Giorgio Gromo stava affacciato al parapetto della terrazza senza timore del vuoto. Aveva una maglia con le maniche lunghe, un paio di pantaloni alla sport, i polpacci nudi e le calze arrotolate. Sul viso sedicenne non si scorgeva ombra di pelo. Aveva i capelli biondi tirati indietro, piuttosto lunghi e ondulati.

Erano le due dopo mezzogiorno; il cielo appariva limpido; solo, sulla terrazza della casa di fronte, stavano addensate lente nuvole nevose.
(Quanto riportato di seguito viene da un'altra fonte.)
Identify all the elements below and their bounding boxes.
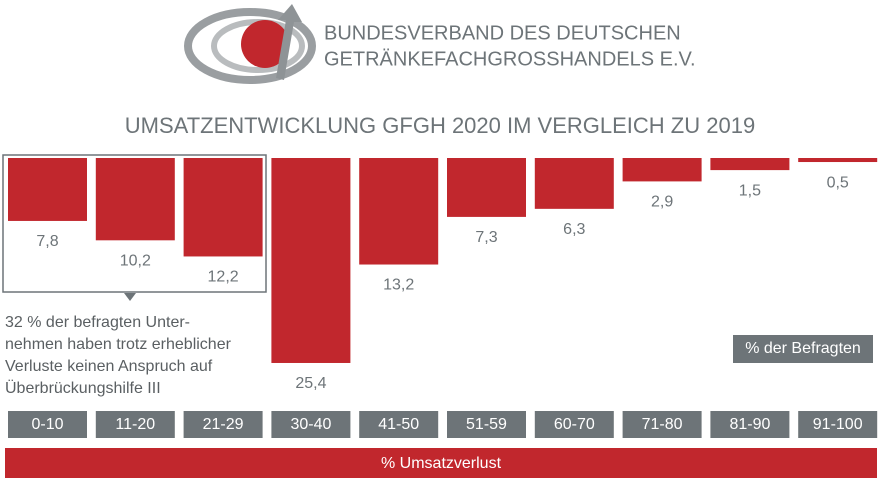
x-tick-label: 41-50 <box>378 416 419 433</box>
data-label: 7,8 <box>36 233 58 250</box>
x-tick-label: 91-100 <box>813 416 863 433</box>
category-box <box>798 411 878 438</box>
org-name: GETRÄNKEFACHGROSSHANDELS E.V. <box>324 48 696 70</box>
category-box <box>183 411 263 438</box>
annotation-box <box>2 154 267 293</box>
bar <box>622 158 702 182</box>
annotation: 32 % der befragten Unter- <box>5 314 190 331</box>
x-label-bar <box>5 448 877 478</box>
data-label: 0,5 <box>827 174 849 191</box>
category-box <box>359 411 439 438</box>
bar <box>534 158 614 209</box>
data-label: 10,2 <box>120 253 151 270</box>
y-label: % der Befragten <box>745 340 861 357</box>
category-box <box>710 411 790 438</box>
category-box <box>8 411 87 438</box>
category-box <box>95 411 175 438</box>
annotation-pointer <box>124 293 136 301</box>
chart-title: UMSATZENTWICKLUNG GFGH 2020 IM VERGLEICH… <box>125 113 755 138</box>
data-label: 2,9 <box>651 194 673 211</box>
bar <box>798 158 878 163</box>
x-tick-label: 30-40 <box>290 416 331 433</box>
category-box <box>534 411 614 438</box>
annotation: Verluste keinen Anspruch auf <box>5 358 213 375</box>
data-label: 13,2 <box>383 277 414 294</box>
x-tick-label: 71-80 <box>642 416 683 433</box>
data-label: 7,3 <box>475 229 497 246</box>
category-box <box>271 411 351 438</box>
bar <box>8 158 87 221</box>
bar <box>95 158 175 241</box>
data-label: 1,5 <box>739 182 761 199</box>
bar <box>183 158 263 257</box>
x-tick-label: 51-59 <box>466 416 507 433</box>
data-label: 6,3 <box>563 221 585 238</box>
data-label: 12,2 <box>208 269 239 286</box>
x-tick-label: 21-29 <box>203 416 244 433</box>
x-tick-label: 60-70 <box>554 416 595 433</box>
bar <box>447 158 526 217</box>
x-label: % Umsatzverlust <box>381 455 502 472</box>
bar <box>359 158 439 265</box>
x-tick-label: 81-90 <box>729 416 770 433</box>
bar <box>271 158 351 363</box>
annotation: nehmen haben trotz erheblicher <box>5 336 232 353</box>
x-tick-label: 11-20 <box>115 416 155 433</box>
logo <box>184 4 316 84</box>
category-box <box>622 411 702 438</box>
annotation: Überbrückungshilfe III <box>5 379 161 397</box>
data-label: 25,4 <box>295 375 326 392</box>
bar <box>710 158 790 171</box>
category-box <box>447 411 526 438</box>
x-tick-label: 0-10 <box>31 416 63 433</box>
y-label-box <box>733 335 873 363</box>
org-name: BUNDESVERBAND DES DEUTSCHEN <box>324 22 681 44</box>
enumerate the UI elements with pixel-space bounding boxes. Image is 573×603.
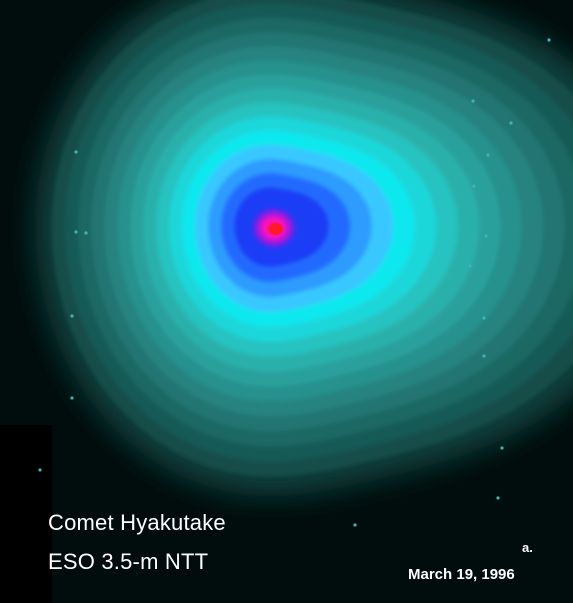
star-1 [74, 150, 78, 154]
comet-title: Comet Hyakutake [48, 510, 226, 535]
star-3 [84, 231, 88, 235]
observation-date: March 19, 1996 [408, 566, 515, 583]
star-15 [496, 496, 500, 500]
coma-contours [51, 0, 573, 477]
telescope-label: ESO 3.5-m NTT [48, 549, 209, 574]
dark-corner [0, 425, 52, 603]
star-5 [70, 396, 74, 400]
star-10 [484, 234, 488, 238]
star-2 [74, 230, 78, 234]
panel-label: a. [522, 540, 533, 555]
star-7 [509, 121, 513, 125]
star-8 [486, 153, 490, 157]
star-6 [471, 99, 475, 103]
star-18 [38, 468, 42, 472]
background-stars [38, 38, 551, 527]
comet-nucleus [248, 204, 300, 252]
star-9 [472, 184, 476, 188]
star-11 [468, 264, 472, 268]
star-13 [482, 354, 486, 358]
star-14 [500, 446, 504, 450]
star-12 [482, 316, 486, 320]
star-16 [547, 38, 551, 42]
star-4 [70, 314, 74, 318]
star-17 [353, 523, 357, 527]
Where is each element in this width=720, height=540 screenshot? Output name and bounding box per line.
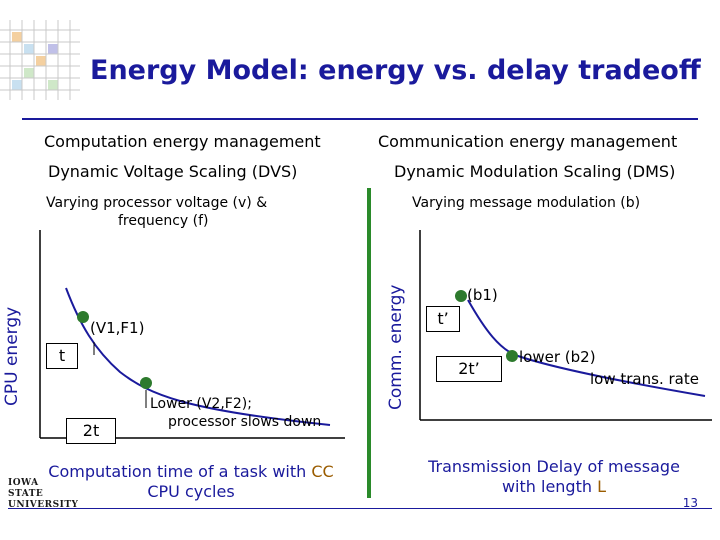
right-y-axis-label: Comm. energy	[386, 284, 406, 410]
right-caption-part2: with length	[501, 477, 592, 496]
university-logo: IOWA STATE UNIVERSITY	[8, 478, 79, 511]
left-subheading: Dynamic Voltage Scaling (DVS)	[48, 162, 298, 181]
left-description-line1: Varying processor voltage (v) &	[46, 195, 268, 211]
left-point1-dot	[77, 311, 89, 323]
left-y-axis-label: CPU energy	[2, 306, 22, 406]
grid-cell	[24, 68, 34, 78]
left-caption: Computation time of a task with CC CPU c…	[46, 462, 336, 502]
left-energy-curve	[65, 287, 331, 426]
right-t-box: t’	[426, 306, 460, 332]
right-point1-dot	[455, 290, 467, 302]
right-description: Varying message modulation (b)	[412, 195, 641, 211]
footer-rule	[8, 508, 712, 509]
grid-cell	[24, 44, 34, 54]
right-point2-line1: lower (b2)	[519, 348, 596, 366]
right-heading: Communication energy management	[378, 132, 678, 151]
left-heading: Computation energy management	[44, 132, 321, 151]
right-2t-box: 2t’	[436, 356, 502, 382]
column-divider	[367, 188, 371, 498]
right-point2-dot	[506, 350, 518, 362]
grid-cell	[12, 80, 22, 90]
right-point1-label: (b1)	[467, 286, 498, 304]
grid-cell	[36, 56, 46, 66]
right-point2-line2: low trans. rate	[590, 370, 699, 388]
right-caption-highlight: L	[597, 477, 607, 496]
title-underline	[22, 118, 698, 120]
corner-grid-decoration	[0, 20, 80, 100]
grid-cell	[48, 80, 58, 90]
right-caption-line1: Transmission Delay of message	[428, 457, 680, 476]
left-point1-label: (V1,F1)	[90, 319, 145, 337]
left-description-line2: frequency (f)	[118, 213, 209, 229]
left-2t-box: 2t	[66, 418, 116, 444]
left-caption-highlight: CC	[311, 462, 334, 481]
right-subheading: Dynamic Modulation Scaling (DMS)	[394, 162, 676, 181]
left-t-box: t	[46, 343, 78, 369]
left-point2-line1: Lower (V2,F2);	[150, 396, 252, 412]
left-caption-line2: CPU cycles	[147, 482, 235, 501]
slide-title: Energy Model: energy vs. delay tradeoff	[90, 55, 701, 86]
grid-cell	[12, 32, 22, 42]
right-energy-curve	[467, 299, 706, 397]
logo-line1: IOWA STATE	[8, 478, 44, 499]
grid-cell	[48, 44, 58, 54]
page-number: 13	[682, 496, 698, 510]
left-caption-part1: Computation time of a task with	[48, 462, 307, 481]
logo-line2: UNIVERSITY	[8, 500, 79, 510]
grid-lines	[0, 20, 80, 100]
left-point2-dot	[140, 377, 152, 389]
right-caption: Transmission Delay of message with lengt…	[404, 457, 704, 497]
left-point2-line2: processor slows down	[168, 414, 322, 430]
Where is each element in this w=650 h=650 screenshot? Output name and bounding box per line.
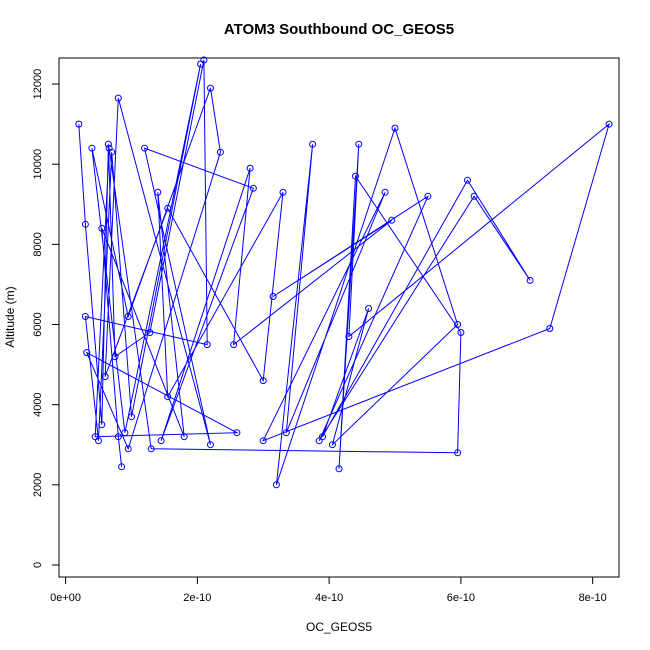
data-point <box>207 441 214 449</box>
data-point <box>141 144 149 152</box>
data-point <box>464 176 471 184</box>
data-point <box>381 188 389 196</box>
data-point <box>197 60 205 68</box>
data-point <box>315 437 323 445</box>
x-tick-label: 0e+00 <box>50 592 81 604</box>
data-point <box>249 184 257 192</box>
data-point <box>114 94 122 102</box>
data-point <box>118 463 126 471</box>
y-tick-label: 2000 <box>32 473 44 497</box>
data-point <box>124 313 132 320</box>
data-point <box>111 353 119 361</box>
plot-area-border <box>58 57 620 578</box>
y-tick-label: 6000 <box>32 312 44 336</box>
data-point <box>101 373 109 381</box>
data-point <box>164 393 172 401</box>
data-point <box>121 429 129 437</box>
y-axis: 0 2000 4000 6000 8000 10000 12000 <box>32 69 60 568</box>
data-point <box>128 413 135 421</box>
x-tick-label: 4e-10 <box>315 592 343 604</box>
chart-title: ATOM3 Southbound OC_GEOS5 <box>224 21 454 38</box>
data-point <box>282 429 290 437</box>
data-point <box>272 481 280 489</box>
x-tick-label: 2e-10 <box>183 592 211 604</box>
data-point <box>216 148 224 156</box>
data-point <box>83 349 91 357</box>
data-point <box>388 216 396 224</box>
data-point <box>180 433 188 441</box>
y-tick-label: 4000 <box>32 392 44 416</box>
data-point <box>352 172 359 180</box>
data-point <box>269 293 277 300</box>
data-point <box>454 321 462 328</box>
x-axis: 0e+00 2e-10 4e-10 6e-10 8e-10 <box>50 576 607 604</box>
data-point <box>154 188 162 196</box>
data-point <box>605 120 613 128</box>
data-point <box>147 445 155 453</box>
data-point <box>345 333 353 340</box>
y-axis-label: Altitude (m) <box>3 286 17 347</box>
data-point <box>335 465 343 473</box>
data-point <box>246 164 254 172</box>
data-point <box>81 220 89 228</box>
data-point <box>454 449 462 457</box>
data-point <box>259 437 267 445</box>
series-line <box>78 59 611 485</box>
data-point <box>104 140 112 148</box>
data-point <box>365 305 373 312</box>
data-point <box>105 144 113 152</box>
data-point <box>91 433 99 441</box>
data-point <box>391 124 399 132</box>
data-point <box>457 329 465 336</box>
data-point <box>164 204 172 212</box>
data-point <box>328 441 336 449</box>
y-tick-label: 8000 <box>32 232 44 256</box>
data-point <box>114 433 122 441</box>
data-point <box>98 224 106 232</box>
data-point <box>233 429 241 437</box>
data-point <box>470 192 478 200</box>
y-tick-label: 0 <box>32 562 44 568</box>
data-point <box>75 120 83 128</box>
data-point <box>259 377 267 385</box>
data-point <box>546 325 554 332</box>
data-point <box>309 140 317 148</box>
x-axis-label: OC_GEOS5 <box>306 620 372 634</box>
data-point <box>230 341 238 349</box>
data-point <box>124 445 132 453</box>
data-point <box>526 276 534 284</box>
data-point <box>424 192 432 200</box>
data-point <box>279 188 287 196</box>
data-point <box>355 140 363 148</box>
data-point <box>207 84 214 92</box>
data-point <box>146 329 154 336</box>
x-tick-label: 6e-10 <box>447 592 475 604</box>
data-series <box>75 56 613 489</box>
data-point <box>203 341 211 349</box>
data-point <box>157 437 165 445</box>
data-point <box>98 421 106 429</box>
y-tick-label: 10000 <box>32 149 44 180</box>
x-tick-label: 8e-10 <box>579 592 607 604</box>
y-tick-label: 12000 <box>32 69 44 100</box>
data-point <box>88 144 96 152</box>
data-point <box>81 313 89 320</box>
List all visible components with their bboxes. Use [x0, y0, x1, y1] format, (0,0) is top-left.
E nuvole nevose nascondevano qua e là le cime della gran cerchia alpina.

L’uscio della terrazza si aprì con violenza facendo rovinare un calcinaccio che si spaccò sulle mattonelle dell’impiantito.

«Sei molto in ritardo» disse Giorgio prendendo i guantoni dalle mani dell’amico.

Cominciarono a boxare in un ring limitato da due file di panni tesi, il parapetto e la parete dov’era l’accesso alla terrazza.

Più tardi Giorgio mostrò all’amico la bicicletta attaccata a un chiodo, in uno stanzino al secondo piano. Disse: «Credo che non la staccherò mai più. Papà mi ha promesso la moto».

«Una motoleg…»

«No, una moto. Forse una Benelli.»

Rimasero in silenzio.

«E quello?» domandò l’amico indicando un aeroplano in miniatura.

«È un modello di mia invenzione» rispose Giorgio con un sorriso ambiguo. Boxando s’era scomposto e i capelli gli ricadevano sulla fronte dalle due parti. Quando ebbero deciso il da farsi, entrò nel bagno, si rimboccò le maniche e si lavò il viso facendo rumore con l’acqua.